Let a = m^2+n^2, p = m^2-n^2, q = (m^2+n^2)/(2mn), then h = 2(m^2-n^2)^3mn, x = 4m^2n^2/(-2m^2n^2+n^4+m^4)

We obtain a solution.(degree 6)


A = (n-m)(n+m)(n^4-4m^2n^2-m^4)

B = 2m^3n+2n^3m+2m^2n^2-n^4-m^4

C = (n-m)(n+m)(n^4+4m^2n^2-m^4)

D = 2m^3n+2n^3m-2m^2n^2+n^4+m^4

h = 2mn(m^2-n^2)^3

By using this new solution as a known solution, we obtain more new solutions.



2-2. h = pa/q

Similarly, (5) becomes to v^2 = -64a^2p^2(a-1)(a+1)(p-q)(p+q).

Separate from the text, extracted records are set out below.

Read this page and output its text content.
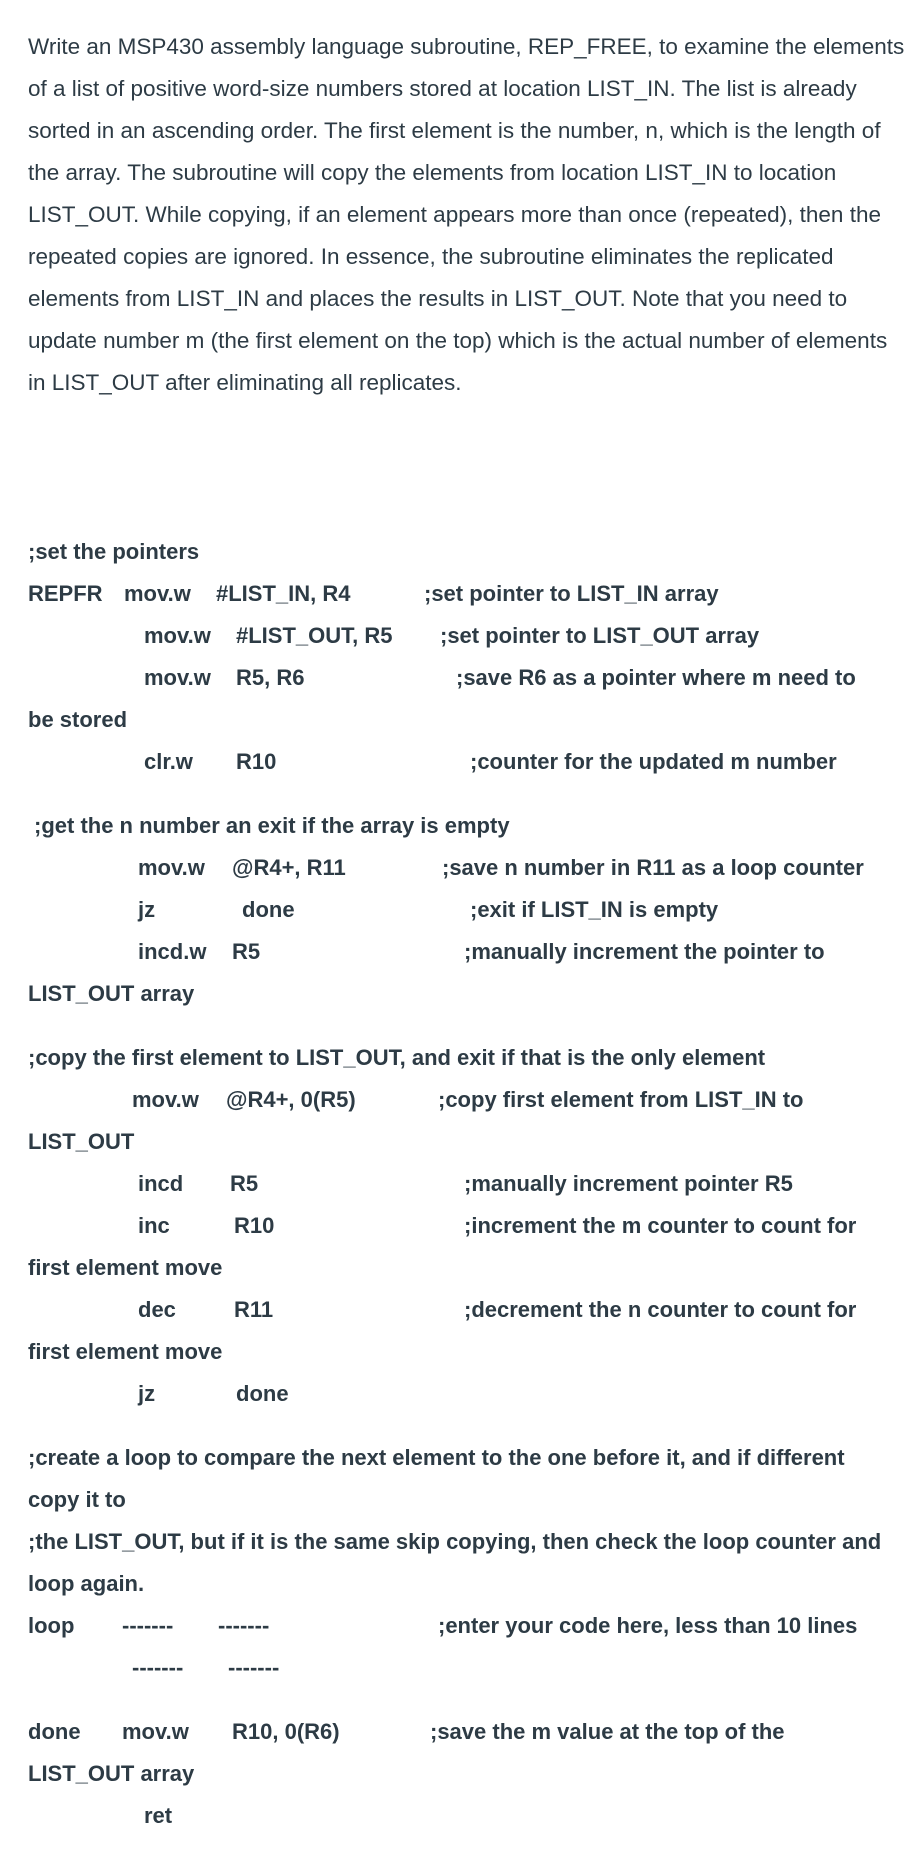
Write an MSP430 assembly language subroutine, REP_FREE, to examine the elements of a list of positive word-size numbers stored at location LIST_IN. The list is already sorted in an ascending order. The first element is the number, n, which is the length of the array. The subroutine will copy the elements from location LIST_IN to location LIST_OUT. While copying, if an element appears more than once (repeated), then the repeated copies are ignored. In essence, the subroutine eliminates the replicated elements from LIST_IN and places the results in LIST_OUT. Note that you need to update number m (the first element on the top) which is the actual number of elements in LIST_OUT after eliminating all replicates.

;set the pointers
REPFR mov.w #LIST_IN, R4	;set pointer to LIST_IN array
mov.w #LIST_OUT, R5 ;set pointer to LIST_OUT array
mov.w R5, R6	;save R6 as a pointer where m need to
be stored
clr.w R10	;counter for the updated m number
;get the n number an exit if the array is empty
mov.w @R4+, R11	;save n number in R11 as a loop counter
jz	done	;exit if LIST_IN is empty
incd.w R5	;manually increment the pointer to
LIST_OUT array
;copy the first element to LIST_OUT, and exit if that is the only element
mov.w @R4+, 0(R5)	;copy first element from LIST_IN to
LIST_OUT
incd R5	;manually increment pointer R5
inc	R10	;increment the m counter to count for
first element move
dec	R11	;decrement the n counter to count for
first element move
jz	done
;create a loop to compare the next element to the one before it, and if different
copy it to
;the LIST_OUT, but if it is the same skip copying, then check the loop counter and
loop again.
loop ------- -------	;enter your code here, less than 10 lines
------- -------
done mov.w R10, 0(R6)	;save the m value at the top of the
LIST_OUT array
ret
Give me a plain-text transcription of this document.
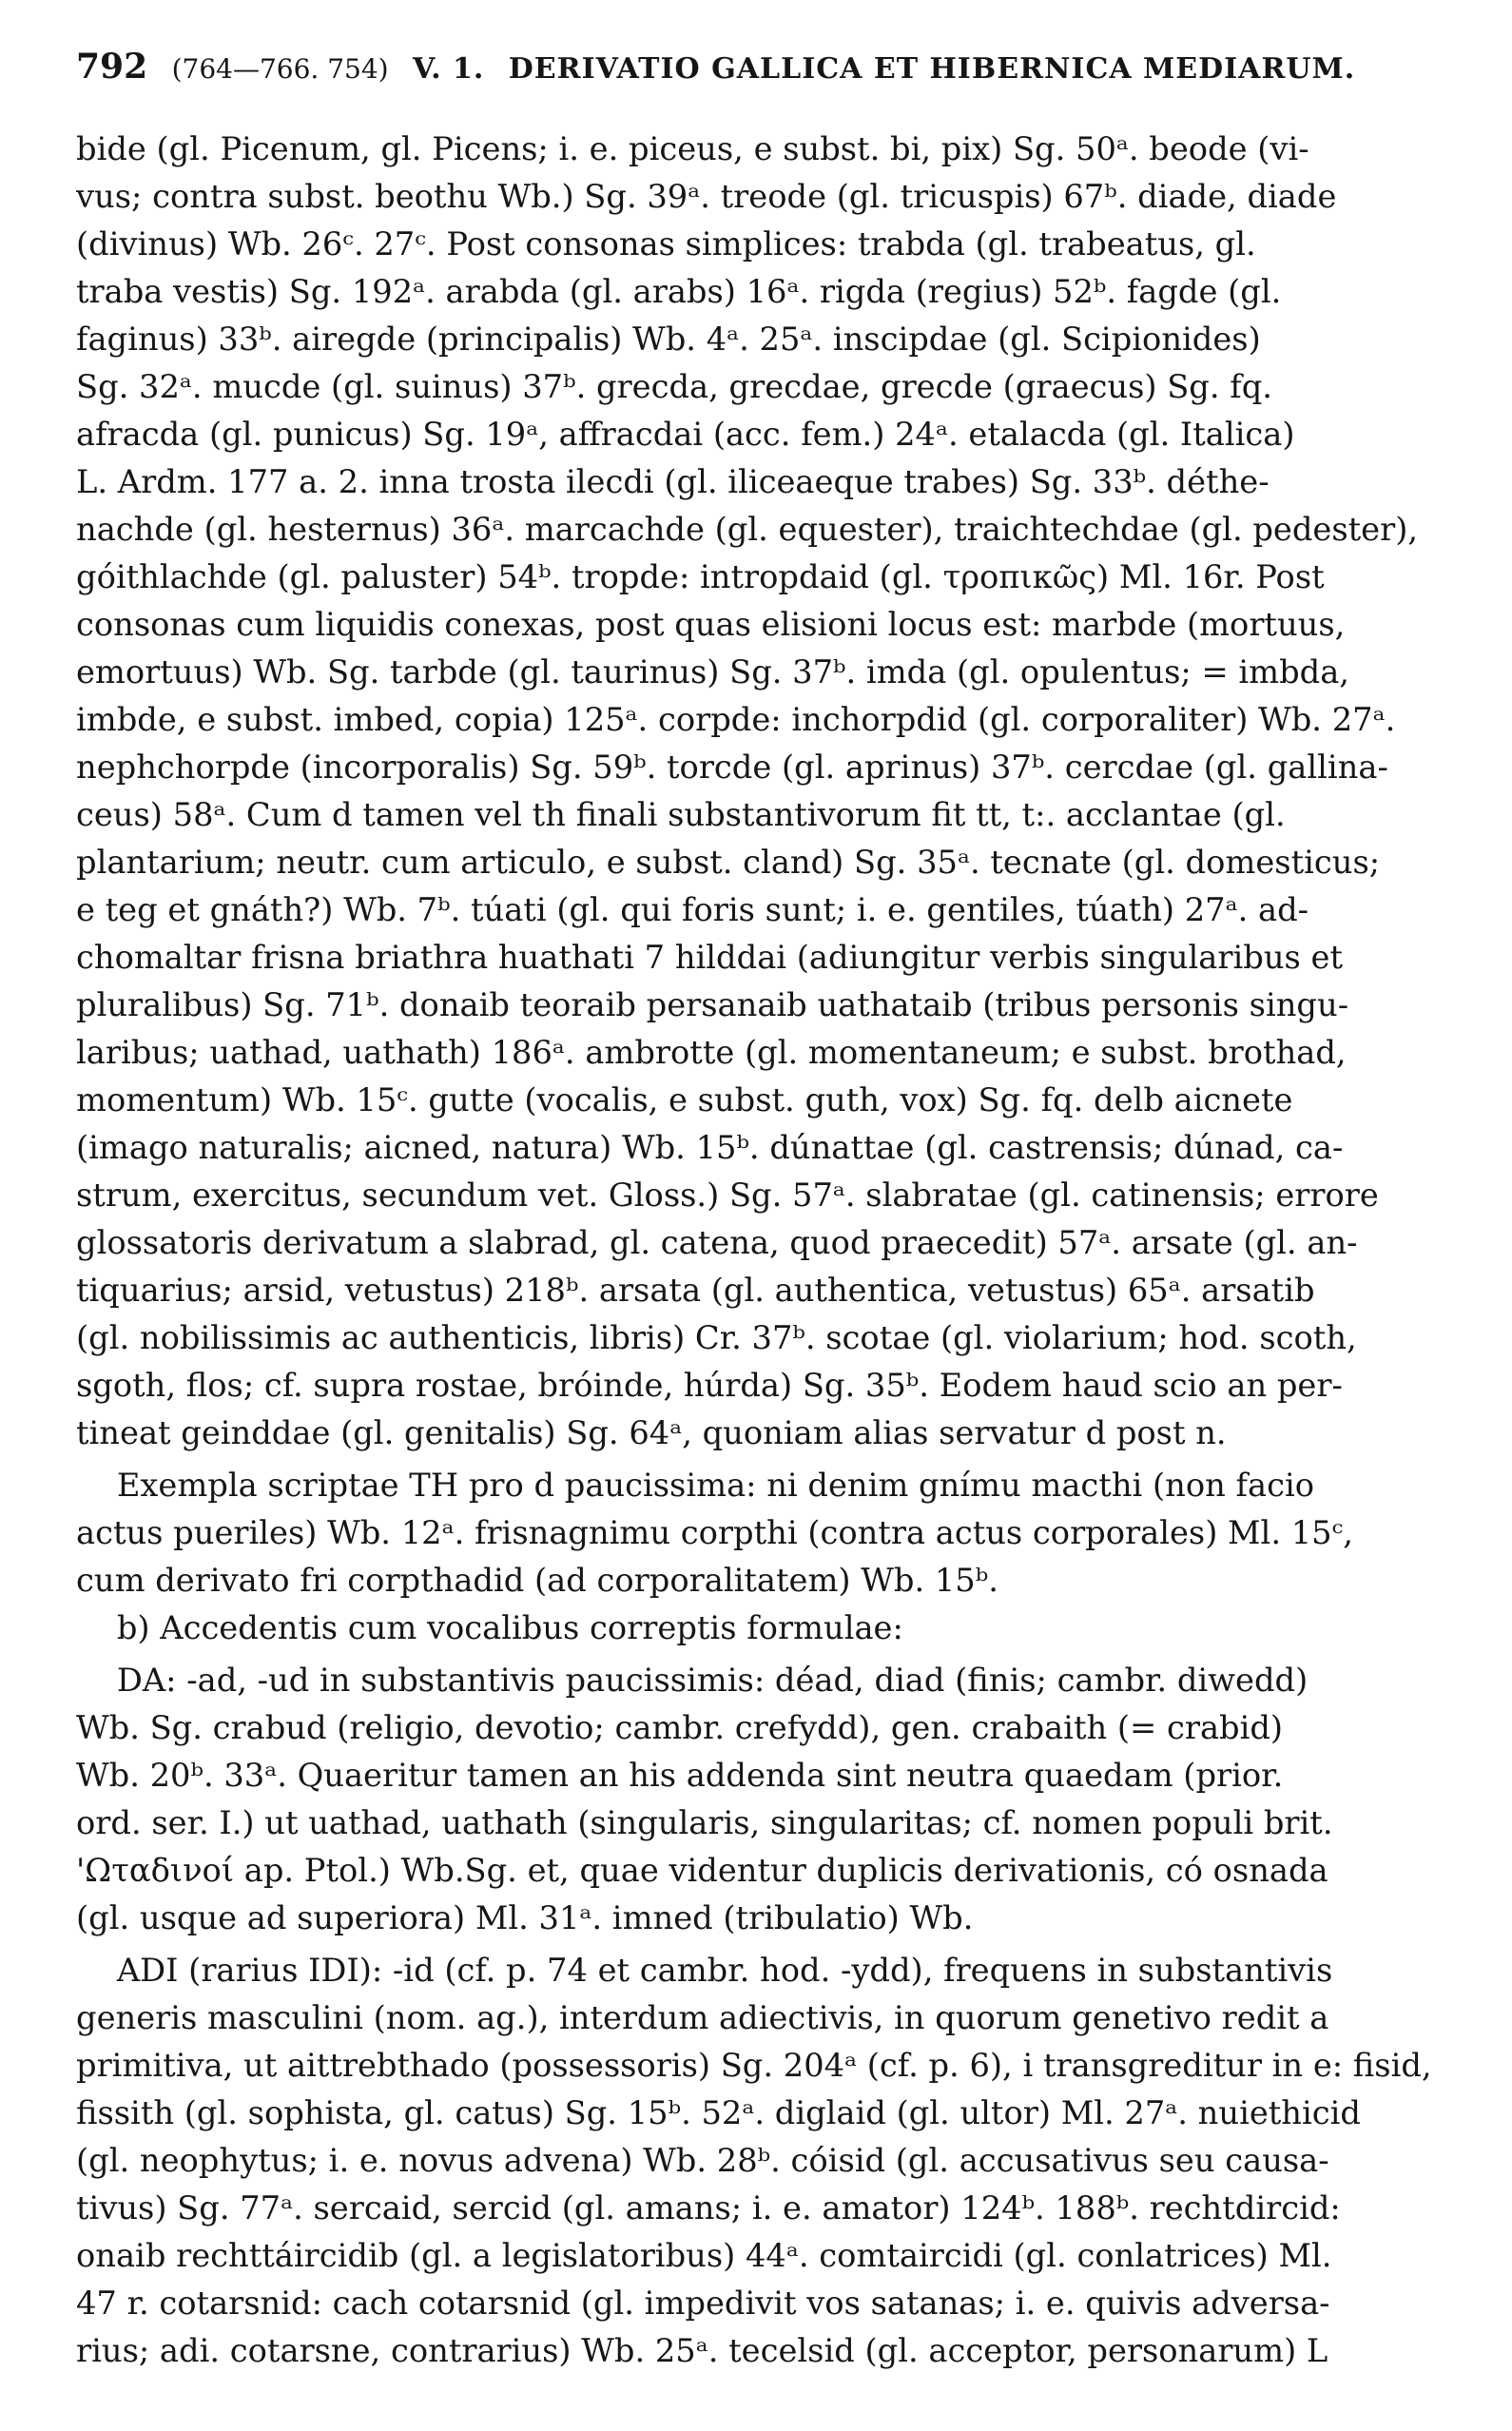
792 (764—766. 754) V. 1. DERIVATIO GALLICA ET HIBERNICA MEDIARUM.
bide (gl. Picenum, gl. Picens; i. e. piceus, e subst. bi, pix) Sg. 50ᵃ. beode (vi-
vus; contra subst. beothu Wb.) Sg. 39ᵃ. treode (gl. tricuspis) 67ᵇ. diade, diade
(divinus) Wb. 26ᶜ. 27ᶜ. Post consonas simplices: trabda (gl. trabeatus, gl.
traba vestis) Sg. 192ᵃ. arabda (gl. arabs) 16ᵃ. rigda (regius) 52ᵇ. fagde (gl.
faginus) 33ᵇ. airegde (principalis) Wb. 4ᵃ. 25ᵃ. inscipdae (gl. Scipionides)
Sg. 32ᵃ. mucde (gl. suinus) 37ᵇ. grecda, grecdae, grecde (graecus) Sg. fq.
afracda (gl. punicus) Sg. 19ᵃ, affracdai (acc. fem.) 24ᵃ. etalacda (gl. Italica)
L. Ardm. 177 a. 2. inna trosta ilecdi (gl. iliceaeque trabes) Sg. 33ᵇ. déthe-
nachde (gl. hesternus) 36ᵃ. marcachde (gl. equester), traichtechdae (gl. pedester),
góithlachde (gl. paluster) 54ᵇ. tropde: intropdaid (gl. τροπικῶς) Ml. 16r. Post
consonas cum liquidis conexas, post quas elisioni locus est: marbde (mortuus,
emortuus) Wb. Sg. tarbde (gl. taurinus) Sg. 37ᵇ. imda (gl. opulentus; = imbda,
imbde, e subst. imbed, copia) 125ᵃ. corpde: inchorpdid (gl. corporaliter) Wb. 27ᵃ.
nephchorpde (incorporalis) Sg. 59ᵇ. torcde (gl. aprinus) 37ᵇ. cercdae (gl. gallina-
ceus) 58ᵃ. Cum d tamen vel th finali substantivorum fit tt, t:. acclantae (gl.
plantarium; neutr. cum articulo, e subst. cland) Sg. 35ᵃ. tecnate (gl. domesticus;
e teg et gnáth?) Wb. 7ᵇ. túati (gl. qui foris sunt; i. e. gentiles, túath) 27ᵃ. ad-
chomaltar frisna briathra huathati 7 hilddai (adiungitur verbis singularibus et
pluralibus) Sg. 71ᵇ. donaib teoraib persanaib uathataib (tribus personis singu-
laribus; uathad, uathath) 186ᵃ. ambrotte (gl. momentaneum; e subst. brothad,
momentum) Wb. 15ᶜ. gutte (vocalis, e subst. guth, vox) Sg. fq. delb aicnete
(imago naturalis; aicned, natura) Wb. 15ᵇ. dúnattae (gl. castrensis; dúnad, ca-
strum, exercitus, secundum vet. Gloss.) Sg. 57ᵃ. slabratae (gl. catinensis; errore
glossatoris derivatum a slabrad, gl. catena, quod praecedit) 57ᵃ. arsate (gl. an-
tiquarius; arsid, vetustus) 218ᵇ. arsata (gl. authentica, vetustus) 65ᵃ. arsatib
(gl. nobilissimis ac authenticis, libris) Cr. 37ᵇ. scotae (gl. violarium; hod. scoth,
sgoth, flos; cf. supra rostae, bróinde, húrda) Sg. 35ᵇ. Eodem haud scio an per-
tineat geinddae (gl. genitalis) Sg. 64ᵃ, quoniam alias servatur d post n.
Exempla scriptae TH pro d paucissima: ni denim gnímu macthi (non facio
actus pueriles) Wb. 12ᵃ. frisnagnimu corpthi (contra actus corporales) Ml. 15ᶜ,
cum derivato fri corpthadid (ad corporalitatem) Wb. 15ᵇ.
b) Accedentis cum vocalibus correptis formulae:
DA: -ad, -ud in substantivis paucissimis: déad, diad (finis; cambr. diwedd)
Wb. Sg. crabud (religio, devotio; cambr. crefydd), gen. crabaith (= crabid)
Wb. 20ᵇ. 33ᵃ. Quaeritur tamen an his addenda sint neutra quaedam (prior.
ord. ser. I.) ut uathad, uathath (singularis, singularitas; cf. nomen populi brit.
'Ωταδινοί ap. Ptol.) Wb.Sg. et, quae videntur duplicis derivationis, có osnada
(gl. usque ad superiora) Ml. 31ᵃ. imned (tribulatio) Wb.
ADI (rarius IDI): -id (cf. p. 74 et cambr. hod. -ydd), frequens in substantivis
generis masculini (nom. ag.), interdum adiectivis, in quorum genetivo redit a
primitiva, ut aittrebthado (possessoris) Sg. 204ᵃ (cf. p. 6), i transgreditur in e: fisid,
fissith (gl. sophista, gl. catus) Sg. 15ᵇ. 52ᵃ. diglaid (gl. ultor) Ml. 27ᵃ. nuiethicid
(gl. neophytus; i. e. novus advena) Wb. 28ᵇ. cóisid (gl. accusativus seu causa-
tivus) Sg. 77ᵃ. sercaid, sercid (gl. amans; i. e. amator) 124ᵇ. 188ᵇ. rechtdircid:
onaib rechttáircidib (gl. a legislatoribus) 44ᵃ. comtaircidi (gl. conlatrices) Ml.
47 r. cotarsnid: cach cotarsnid (gl. impedivit vos satanas; i. e. quivis adversa-
rius; adi. cotarsne, contrarius) Wb. 25ᵃ. tecelsid (gl. acceptor, personarum) L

Let a = (m^2+n^2)/(2mn), q = m^2+n^2, p = m^2-n^2, then h = 8(m^2-n^2)m^3n^3, x = -1/4(-m^2+n^2)/(m^2n^2) 

We obtain a solution.(degree 6)


A = 2mn(m^4-2m^2n^2+n^4+2m^3n+2mn^3)

B = m^4-n^4-4m^2n^2

C = 2mn(m^4-2m^2n^2+n^4-2m^3n-2mn^3)mn

D = m^4-n^4+4m^2n^2

h = 8m^3n^3(m^2-n^2)



Reference

[1].L.E. Dickson:History of theory of numbers, vol 2.